2) Attribute any failings over the past 85 seasons to a "curse" that said traded player allegedly placed on the Red Sox, rather than blaming the real historical culprits, weak pitching and questionable front-office decisions. (Larry Andersen for Jeff Bagwell, anyone? How about deciding Roger Clemens was washed up three Cy Young awards ago?)
3) Make sure to constantly tell everyone how greatly you have suffered.
If the members of Red Sox Nation could break out of their self-pity - maybe it would help if Boston were relocated to Florida during the winter months - for one minute, they would realize that this trade guarantees absolutely nothing for the Yankees except the game's highest payroll. (Having the game's highest payroll didn't earn the Yankees a title in the last three seasons, while the Marlins, Angels and Diamondbacks did fine on much smaller budgets.)
These Red Sox fans - and the media; my fellow sports writers don't get off the hook here, because they're the ones who instigate the public - need to just relax. No team has ever won a World Series in February.
The A-Rod trade could end up being the best thing that ever happened to Boston fans, because it just might be the move that ultimately casts the House of Steinbrenner into a state of total disrepair.

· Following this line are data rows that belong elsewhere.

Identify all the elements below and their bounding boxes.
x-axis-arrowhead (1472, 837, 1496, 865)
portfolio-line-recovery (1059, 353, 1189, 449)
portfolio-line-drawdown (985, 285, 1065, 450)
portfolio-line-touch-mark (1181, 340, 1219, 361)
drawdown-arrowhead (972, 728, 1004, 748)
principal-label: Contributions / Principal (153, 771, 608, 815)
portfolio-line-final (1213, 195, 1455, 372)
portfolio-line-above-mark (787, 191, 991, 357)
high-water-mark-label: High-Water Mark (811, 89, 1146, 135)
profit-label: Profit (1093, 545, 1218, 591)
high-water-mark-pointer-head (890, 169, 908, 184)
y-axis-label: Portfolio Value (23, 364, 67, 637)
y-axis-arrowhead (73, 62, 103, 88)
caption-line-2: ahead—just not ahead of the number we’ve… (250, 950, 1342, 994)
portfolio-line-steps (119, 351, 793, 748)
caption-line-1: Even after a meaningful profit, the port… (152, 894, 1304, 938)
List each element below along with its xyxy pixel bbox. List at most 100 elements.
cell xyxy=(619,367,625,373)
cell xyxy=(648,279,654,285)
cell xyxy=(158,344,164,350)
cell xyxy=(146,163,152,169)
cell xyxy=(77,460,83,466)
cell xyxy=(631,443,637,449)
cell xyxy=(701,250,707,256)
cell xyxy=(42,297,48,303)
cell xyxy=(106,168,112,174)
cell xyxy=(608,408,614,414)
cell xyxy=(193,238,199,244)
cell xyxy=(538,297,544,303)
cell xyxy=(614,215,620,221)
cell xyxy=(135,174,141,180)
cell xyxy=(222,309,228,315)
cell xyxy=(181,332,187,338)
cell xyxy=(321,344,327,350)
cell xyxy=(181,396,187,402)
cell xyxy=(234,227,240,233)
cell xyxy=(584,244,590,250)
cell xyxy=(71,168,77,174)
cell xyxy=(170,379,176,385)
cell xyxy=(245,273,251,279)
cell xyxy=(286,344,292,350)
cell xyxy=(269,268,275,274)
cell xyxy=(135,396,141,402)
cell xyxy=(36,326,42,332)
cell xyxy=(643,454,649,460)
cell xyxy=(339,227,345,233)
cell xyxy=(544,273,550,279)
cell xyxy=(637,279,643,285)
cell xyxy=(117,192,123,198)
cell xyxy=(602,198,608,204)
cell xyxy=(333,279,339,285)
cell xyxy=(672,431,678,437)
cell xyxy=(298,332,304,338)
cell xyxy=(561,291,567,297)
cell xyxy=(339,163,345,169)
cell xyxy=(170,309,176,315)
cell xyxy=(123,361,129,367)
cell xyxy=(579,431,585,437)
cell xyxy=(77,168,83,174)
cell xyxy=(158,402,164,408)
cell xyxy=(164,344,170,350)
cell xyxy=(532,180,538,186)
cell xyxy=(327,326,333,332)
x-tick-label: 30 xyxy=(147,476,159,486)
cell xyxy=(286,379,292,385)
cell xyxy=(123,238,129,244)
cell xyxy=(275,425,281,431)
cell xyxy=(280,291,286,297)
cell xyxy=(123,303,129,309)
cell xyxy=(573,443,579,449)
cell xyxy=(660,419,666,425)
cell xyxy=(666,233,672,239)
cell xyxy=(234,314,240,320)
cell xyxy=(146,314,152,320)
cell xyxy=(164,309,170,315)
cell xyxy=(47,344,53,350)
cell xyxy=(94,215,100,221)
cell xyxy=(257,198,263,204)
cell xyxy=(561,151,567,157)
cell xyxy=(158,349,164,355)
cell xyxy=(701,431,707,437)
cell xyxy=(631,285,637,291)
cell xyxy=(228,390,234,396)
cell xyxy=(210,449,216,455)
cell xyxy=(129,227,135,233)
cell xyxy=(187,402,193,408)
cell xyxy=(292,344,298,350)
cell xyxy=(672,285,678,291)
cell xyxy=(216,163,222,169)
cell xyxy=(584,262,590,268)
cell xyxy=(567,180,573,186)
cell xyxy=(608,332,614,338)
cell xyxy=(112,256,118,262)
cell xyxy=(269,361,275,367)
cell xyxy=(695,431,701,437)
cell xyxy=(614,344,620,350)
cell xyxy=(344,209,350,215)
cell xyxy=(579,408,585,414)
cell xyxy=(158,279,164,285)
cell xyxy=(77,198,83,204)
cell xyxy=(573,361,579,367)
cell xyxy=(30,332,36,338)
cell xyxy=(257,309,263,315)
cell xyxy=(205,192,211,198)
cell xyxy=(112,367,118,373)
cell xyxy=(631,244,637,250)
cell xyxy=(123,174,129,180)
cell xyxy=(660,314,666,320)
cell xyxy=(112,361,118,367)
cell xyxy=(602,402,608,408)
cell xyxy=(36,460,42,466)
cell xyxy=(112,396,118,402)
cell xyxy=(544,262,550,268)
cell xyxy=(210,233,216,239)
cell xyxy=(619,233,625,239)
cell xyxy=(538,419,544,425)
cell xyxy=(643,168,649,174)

You thought that Steinbrenner was impatient last year, when he called out Derek Jeter and company in spring training, then sniped with manager Joe Torre and others all season? Wait until you see the 2004 edition of "The Boss."
How will Steinbrenner behave if the Yankees stumble out of the gate even slightly? How's he going to react if Jeter struggles at shortstop, when he's got a Gold Glove-winning shortstop in Rodriguez playing at third?
He'll either fire Torre - whose six pennants and four titles in eight seasons aren't good enough for Steinbrenner - or he'll make his working conditions so intolerable that Torre quits.
Rodriguez has no idea what he is getting himself into. He may have thrived before, but he's never played in a high-pressure situation, starting first in Seattle - where most of the nation was asleep during his games and Ken Griffey Jr. was the focus of the remaining attention - and then in Dallas, where baseball is something you pay attention to during the commercials of Cowboys games.
Nothing in sports compares with playing for the New York Yankees. The pressure is immense and unceasing; the fans and media can turn on you faster than you can say "inning-ending double play" - not to mention that A-Rod's new owner won't be so understanding when the game's highest-paid player goes into the slumps that every player endures at some point.
And even if the Yankees are as good as advertised, so what? The Red Sox still have a great team, one that is more than capable of beating their hated rivals and winning the World Series.
Red Sox Nation, listen to what your new ace, Curt Schilling, said after the A-Rod deal was announced:
"It's another challenge, but after 85 years, did any of you think that getting over this final hurdle and winning it all was gonna be a cakewalk? No, it'll be more fun this way."
Think positive, take a deep breath and remember, it's only a game. It won't be a matter of life and death until October.